AKT regulates NF-κB activity. (A) Effects of a chemical AKT inhibitor on NF-κB activity. The AKT chemical inhibitor blocks phosphorylation of AKT (top panels) and NF-κB activity as measured by reporter gene expression (middle panel) and EMSA (bottom panel). (B) Transient transfection of a kinase-dead AKT-DN inhibits NF-κB-driven reporter gene expression in 786-0-v and 786-0-VHL cells. RLU, relative luciferase units. (C) Selective activation of AKT by transient transfection of an AKT-DA plasmid into 786-0-VHL cells is sufficient to increase NF-κB-driven reporter gene expression. Data were normalized to those of 786-0-v cells transfected with an empty control vector. (D) AKT phosphorylates IKKα. (Top panels) In vitro kinase assay of immunoprecipitated (IP) AKT with recombinant GST-IKKα as a substrate. Densitometry readings are provided above the autoradiograph; densitometric readings from 786-0-VHL cells were assigned a value of 1.0. WB, Western blotting. (Bottom panels) Inhibition of AKT phosphorylation by the AKT inhibitor (10 μM) was confirmed in the cellular extracts used for the in vitro kinase assays. All reporter gene data represent means of three experiments ± standard deviation.

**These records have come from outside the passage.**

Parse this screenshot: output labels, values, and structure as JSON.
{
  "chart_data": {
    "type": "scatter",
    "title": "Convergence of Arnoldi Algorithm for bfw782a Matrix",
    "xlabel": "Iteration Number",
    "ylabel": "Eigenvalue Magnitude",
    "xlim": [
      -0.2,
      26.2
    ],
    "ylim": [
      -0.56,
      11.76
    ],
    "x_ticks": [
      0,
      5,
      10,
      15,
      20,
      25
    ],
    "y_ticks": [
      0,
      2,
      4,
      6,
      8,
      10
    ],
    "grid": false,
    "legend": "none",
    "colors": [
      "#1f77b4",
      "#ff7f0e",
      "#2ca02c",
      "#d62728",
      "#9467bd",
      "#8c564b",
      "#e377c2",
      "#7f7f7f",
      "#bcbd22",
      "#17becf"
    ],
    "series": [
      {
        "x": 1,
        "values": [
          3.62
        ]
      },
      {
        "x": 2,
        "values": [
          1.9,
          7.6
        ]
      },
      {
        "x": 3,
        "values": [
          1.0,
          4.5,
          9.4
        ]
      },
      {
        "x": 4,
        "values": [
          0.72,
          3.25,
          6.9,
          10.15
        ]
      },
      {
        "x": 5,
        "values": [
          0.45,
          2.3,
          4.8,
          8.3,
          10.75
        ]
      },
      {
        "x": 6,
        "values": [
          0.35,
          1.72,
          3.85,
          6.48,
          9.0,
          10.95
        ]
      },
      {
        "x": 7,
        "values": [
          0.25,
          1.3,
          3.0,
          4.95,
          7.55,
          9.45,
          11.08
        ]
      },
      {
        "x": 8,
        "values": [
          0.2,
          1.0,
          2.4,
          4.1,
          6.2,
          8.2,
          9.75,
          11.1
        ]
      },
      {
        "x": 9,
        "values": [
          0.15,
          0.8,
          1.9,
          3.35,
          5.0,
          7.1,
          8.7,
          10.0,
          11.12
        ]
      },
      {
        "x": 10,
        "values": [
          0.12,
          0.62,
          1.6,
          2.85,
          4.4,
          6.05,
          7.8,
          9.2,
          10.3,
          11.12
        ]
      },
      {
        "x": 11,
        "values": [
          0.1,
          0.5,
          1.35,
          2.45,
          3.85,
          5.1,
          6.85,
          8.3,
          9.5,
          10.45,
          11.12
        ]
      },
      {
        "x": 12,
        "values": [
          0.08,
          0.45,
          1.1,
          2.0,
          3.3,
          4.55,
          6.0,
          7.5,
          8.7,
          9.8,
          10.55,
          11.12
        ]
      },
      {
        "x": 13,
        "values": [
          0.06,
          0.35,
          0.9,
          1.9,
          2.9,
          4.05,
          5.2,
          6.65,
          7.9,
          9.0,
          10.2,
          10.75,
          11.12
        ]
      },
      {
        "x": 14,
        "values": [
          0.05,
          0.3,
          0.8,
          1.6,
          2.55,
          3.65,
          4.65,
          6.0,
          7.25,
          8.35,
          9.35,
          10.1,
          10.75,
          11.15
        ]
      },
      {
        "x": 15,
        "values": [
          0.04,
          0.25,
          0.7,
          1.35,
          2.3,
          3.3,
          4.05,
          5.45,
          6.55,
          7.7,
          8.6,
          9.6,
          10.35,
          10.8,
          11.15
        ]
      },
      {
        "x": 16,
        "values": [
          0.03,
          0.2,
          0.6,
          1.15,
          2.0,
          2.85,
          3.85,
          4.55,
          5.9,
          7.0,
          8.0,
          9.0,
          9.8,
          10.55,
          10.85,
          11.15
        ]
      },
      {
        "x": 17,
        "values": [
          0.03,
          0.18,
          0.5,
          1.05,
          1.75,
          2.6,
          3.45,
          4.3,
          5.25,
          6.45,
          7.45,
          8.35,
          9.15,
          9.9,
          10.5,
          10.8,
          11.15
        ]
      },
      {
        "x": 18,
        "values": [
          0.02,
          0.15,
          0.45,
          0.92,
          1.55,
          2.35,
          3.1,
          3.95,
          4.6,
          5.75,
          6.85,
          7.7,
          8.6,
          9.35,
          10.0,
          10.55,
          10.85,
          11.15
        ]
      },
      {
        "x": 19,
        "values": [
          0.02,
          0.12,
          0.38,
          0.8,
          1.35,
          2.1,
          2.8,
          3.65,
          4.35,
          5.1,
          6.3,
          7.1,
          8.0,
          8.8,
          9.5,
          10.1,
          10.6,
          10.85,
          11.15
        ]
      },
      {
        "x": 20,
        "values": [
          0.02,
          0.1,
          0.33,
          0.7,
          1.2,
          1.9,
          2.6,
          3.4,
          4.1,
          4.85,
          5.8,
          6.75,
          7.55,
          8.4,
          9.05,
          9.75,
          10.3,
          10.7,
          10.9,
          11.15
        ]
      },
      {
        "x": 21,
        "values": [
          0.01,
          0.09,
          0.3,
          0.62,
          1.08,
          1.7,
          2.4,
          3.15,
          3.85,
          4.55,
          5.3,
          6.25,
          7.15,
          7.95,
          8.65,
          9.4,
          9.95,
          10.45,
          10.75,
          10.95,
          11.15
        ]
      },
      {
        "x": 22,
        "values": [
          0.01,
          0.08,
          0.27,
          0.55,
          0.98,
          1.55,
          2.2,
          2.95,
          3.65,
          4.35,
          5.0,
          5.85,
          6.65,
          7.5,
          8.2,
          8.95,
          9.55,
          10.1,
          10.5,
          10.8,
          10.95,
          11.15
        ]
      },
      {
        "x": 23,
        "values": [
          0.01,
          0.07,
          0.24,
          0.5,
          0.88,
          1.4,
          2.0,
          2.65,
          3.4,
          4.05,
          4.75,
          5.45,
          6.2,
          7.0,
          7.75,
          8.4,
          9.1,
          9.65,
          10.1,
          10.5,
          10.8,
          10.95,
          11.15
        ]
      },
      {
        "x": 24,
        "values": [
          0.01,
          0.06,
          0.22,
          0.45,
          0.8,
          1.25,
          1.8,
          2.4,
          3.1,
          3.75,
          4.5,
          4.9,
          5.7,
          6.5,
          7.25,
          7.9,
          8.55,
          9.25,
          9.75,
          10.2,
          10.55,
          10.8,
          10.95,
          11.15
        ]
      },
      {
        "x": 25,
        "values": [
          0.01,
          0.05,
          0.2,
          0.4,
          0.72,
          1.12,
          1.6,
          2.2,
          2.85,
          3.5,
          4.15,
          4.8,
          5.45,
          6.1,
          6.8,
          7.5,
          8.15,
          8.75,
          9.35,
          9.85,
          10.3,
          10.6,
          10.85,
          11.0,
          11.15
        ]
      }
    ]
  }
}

For all reporter assays, total DNA was held constant with a control vector.

FIG. 7.

Effects of modulating components of the PI3K/AKT/NF-κB pathway on RCC cell viability. (A) 786-0 cells. Cells were incubated in ITS medium overnight prior to the addition of either 10% FBS or ITS ± the indicated inhibitor/activator (wortmannin [Wort], 100 nM; AKT inhibitor, 10 μM; and Raf1 inhibitor, 10 nM) for 48 h prior to cell counting by trypan blue exclusion. (Left panel) Relative cell number. (Right panel) Absolute number of dead (trypan blue positive) cells. (B) UMRC6 cells. Cells were treated and analyzed as in panel A, but UMRC6 cells were maintained in serum-replete medium (10% FBS) throughout the experiment. Relative cell number values represent means of three experiments ± standard deviation.